汪宇感觉冷汗顺着脊梁滑进裤腰,面上却扯出憨笑:"俺娘临终前攒在陶罐里的。"
他特意在掌心抹了草木灰,此刻腕骨处的灰痕被攥出五道白印:"您要嫌贵,俺找别家......"
"要了!"
粮贩甩出两张皱巴巴的粮票,忽然压低声音:"若是还有,下月初三老地方。"
他粗糙的拇指在汪宇掌心画了个圈,像烙下某种契约。
当第一缕阳光刺破云层时,汪宇已经蹲在公社大集东南角的石碾旁。
褪色的蓝布上整齐码着青瓜、茄子和西红柿,每颗果实都像被尺子量过似的匀称。
晨露还沾在蒂把上,折射出翡翠般的光泽。
"这青瓜怕不是玉雕的?"
挎竹篮的妇人用指甲掐了掐瓜身,脆响惊动了旁边挑扁担的老汉。
汪宇注意到她虎口有冻疮,特意挑了根带小黄花的嫩瓜塞过去:"大姐尝半根,不甜不要钱。"
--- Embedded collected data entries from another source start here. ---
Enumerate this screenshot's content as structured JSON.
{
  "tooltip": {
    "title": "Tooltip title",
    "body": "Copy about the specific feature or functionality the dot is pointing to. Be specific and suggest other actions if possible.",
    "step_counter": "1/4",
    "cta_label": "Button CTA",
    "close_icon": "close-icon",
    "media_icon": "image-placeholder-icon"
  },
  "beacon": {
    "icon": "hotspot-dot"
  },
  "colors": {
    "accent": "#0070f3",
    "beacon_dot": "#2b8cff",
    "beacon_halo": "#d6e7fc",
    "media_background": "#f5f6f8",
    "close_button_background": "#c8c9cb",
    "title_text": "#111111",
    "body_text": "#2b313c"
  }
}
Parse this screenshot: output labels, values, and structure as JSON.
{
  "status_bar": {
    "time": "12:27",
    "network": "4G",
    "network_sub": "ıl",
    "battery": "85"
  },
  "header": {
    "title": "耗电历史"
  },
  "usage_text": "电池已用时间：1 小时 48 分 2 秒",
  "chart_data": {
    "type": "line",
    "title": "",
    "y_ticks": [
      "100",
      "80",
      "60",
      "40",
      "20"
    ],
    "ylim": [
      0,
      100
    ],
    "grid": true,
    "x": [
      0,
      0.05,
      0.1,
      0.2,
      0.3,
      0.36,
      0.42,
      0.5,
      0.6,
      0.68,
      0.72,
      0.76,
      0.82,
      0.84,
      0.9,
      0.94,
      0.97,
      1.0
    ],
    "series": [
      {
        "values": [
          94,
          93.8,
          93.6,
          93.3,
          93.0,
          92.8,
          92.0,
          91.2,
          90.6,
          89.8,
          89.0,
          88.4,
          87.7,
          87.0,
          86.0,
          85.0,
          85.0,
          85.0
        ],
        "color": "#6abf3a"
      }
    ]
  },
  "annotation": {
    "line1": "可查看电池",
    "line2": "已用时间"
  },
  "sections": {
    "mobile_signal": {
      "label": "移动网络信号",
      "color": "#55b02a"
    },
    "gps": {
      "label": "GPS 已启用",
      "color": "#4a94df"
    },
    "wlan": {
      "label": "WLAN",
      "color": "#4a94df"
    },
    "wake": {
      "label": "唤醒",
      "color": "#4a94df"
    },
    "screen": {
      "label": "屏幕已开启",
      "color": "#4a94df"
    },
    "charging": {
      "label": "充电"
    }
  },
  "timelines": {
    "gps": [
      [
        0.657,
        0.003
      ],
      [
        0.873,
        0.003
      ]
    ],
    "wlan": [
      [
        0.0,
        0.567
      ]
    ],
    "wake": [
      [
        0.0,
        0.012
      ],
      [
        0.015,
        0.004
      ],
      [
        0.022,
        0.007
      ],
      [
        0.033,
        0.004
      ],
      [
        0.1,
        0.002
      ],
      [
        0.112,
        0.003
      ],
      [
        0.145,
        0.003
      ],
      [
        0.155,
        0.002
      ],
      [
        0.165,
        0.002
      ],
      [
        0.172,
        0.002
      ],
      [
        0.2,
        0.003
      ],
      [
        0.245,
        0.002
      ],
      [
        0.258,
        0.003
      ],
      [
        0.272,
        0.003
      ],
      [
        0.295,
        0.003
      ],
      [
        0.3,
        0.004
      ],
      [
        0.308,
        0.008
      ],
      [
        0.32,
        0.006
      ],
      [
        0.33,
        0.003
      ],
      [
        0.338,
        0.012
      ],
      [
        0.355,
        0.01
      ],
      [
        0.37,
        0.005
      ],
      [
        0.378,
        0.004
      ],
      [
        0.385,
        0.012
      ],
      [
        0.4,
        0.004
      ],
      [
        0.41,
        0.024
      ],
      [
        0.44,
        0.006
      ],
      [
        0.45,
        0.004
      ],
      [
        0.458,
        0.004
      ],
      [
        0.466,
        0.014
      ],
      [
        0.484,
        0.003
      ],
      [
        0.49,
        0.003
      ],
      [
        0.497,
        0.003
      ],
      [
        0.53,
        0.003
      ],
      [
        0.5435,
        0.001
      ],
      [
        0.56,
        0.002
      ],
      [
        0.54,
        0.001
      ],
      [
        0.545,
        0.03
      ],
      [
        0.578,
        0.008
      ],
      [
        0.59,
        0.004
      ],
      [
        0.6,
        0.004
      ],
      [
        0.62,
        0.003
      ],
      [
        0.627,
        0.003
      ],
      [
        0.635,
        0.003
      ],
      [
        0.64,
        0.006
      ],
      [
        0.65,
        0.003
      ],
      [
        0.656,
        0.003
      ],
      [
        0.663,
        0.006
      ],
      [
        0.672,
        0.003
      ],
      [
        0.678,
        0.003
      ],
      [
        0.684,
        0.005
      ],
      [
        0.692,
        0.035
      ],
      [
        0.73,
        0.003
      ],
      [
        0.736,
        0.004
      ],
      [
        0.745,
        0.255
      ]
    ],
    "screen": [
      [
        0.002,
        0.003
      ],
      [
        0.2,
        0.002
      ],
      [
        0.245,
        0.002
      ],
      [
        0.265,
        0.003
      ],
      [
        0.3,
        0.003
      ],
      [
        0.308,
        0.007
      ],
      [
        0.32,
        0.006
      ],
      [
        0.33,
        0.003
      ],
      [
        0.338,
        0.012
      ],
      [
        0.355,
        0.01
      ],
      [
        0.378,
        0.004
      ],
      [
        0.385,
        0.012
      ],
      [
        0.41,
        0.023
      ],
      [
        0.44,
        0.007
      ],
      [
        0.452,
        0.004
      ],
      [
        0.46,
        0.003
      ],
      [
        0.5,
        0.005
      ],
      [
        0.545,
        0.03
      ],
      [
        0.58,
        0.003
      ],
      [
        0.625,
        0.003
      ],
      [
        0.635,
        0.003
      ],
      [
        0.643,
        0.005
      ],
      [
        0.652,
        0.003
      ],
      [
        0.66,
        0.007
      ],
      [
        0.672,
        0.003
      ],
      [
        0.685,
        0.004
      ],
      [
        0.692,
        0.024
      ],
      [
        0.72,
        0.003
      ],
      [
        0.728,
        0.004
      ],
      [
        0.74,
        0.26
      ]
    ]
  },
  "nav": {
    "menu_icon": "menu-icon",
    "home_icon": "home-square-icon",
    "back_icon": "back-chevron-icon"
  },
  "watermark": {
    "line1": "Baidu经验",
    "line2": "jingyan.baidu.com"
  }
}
清甜的汁水顺着妇人皲裂的嘴角淌下时,人群嗡地围了上来。
戴红袖章的市管员跺着方头皮鞋过来呵斥,却被个穿中山装的老者拦住。
老人捡起个西红柿对着日头端详,果肉里的籽粒像嵌在红玛瑙里的金砂。
"小同志,这价钱顶得上国营菜店三倍啊。"
老者推了推玳瑁眼镜,镜片后的目光鹰隼般锐利。
汪宇把准备找零的毛票叠成小方块,低头盯着自己露脚趾的布鞋:"您看这纹路。"
他指腹抚过西红柿表面,那些细微的凹凸竟排列成放射状。
"这是俺太爷爷传下来的种。"
李大山蹲在二十步外的桐油伞摊后,猎刀削着的竹签突然劈了岔。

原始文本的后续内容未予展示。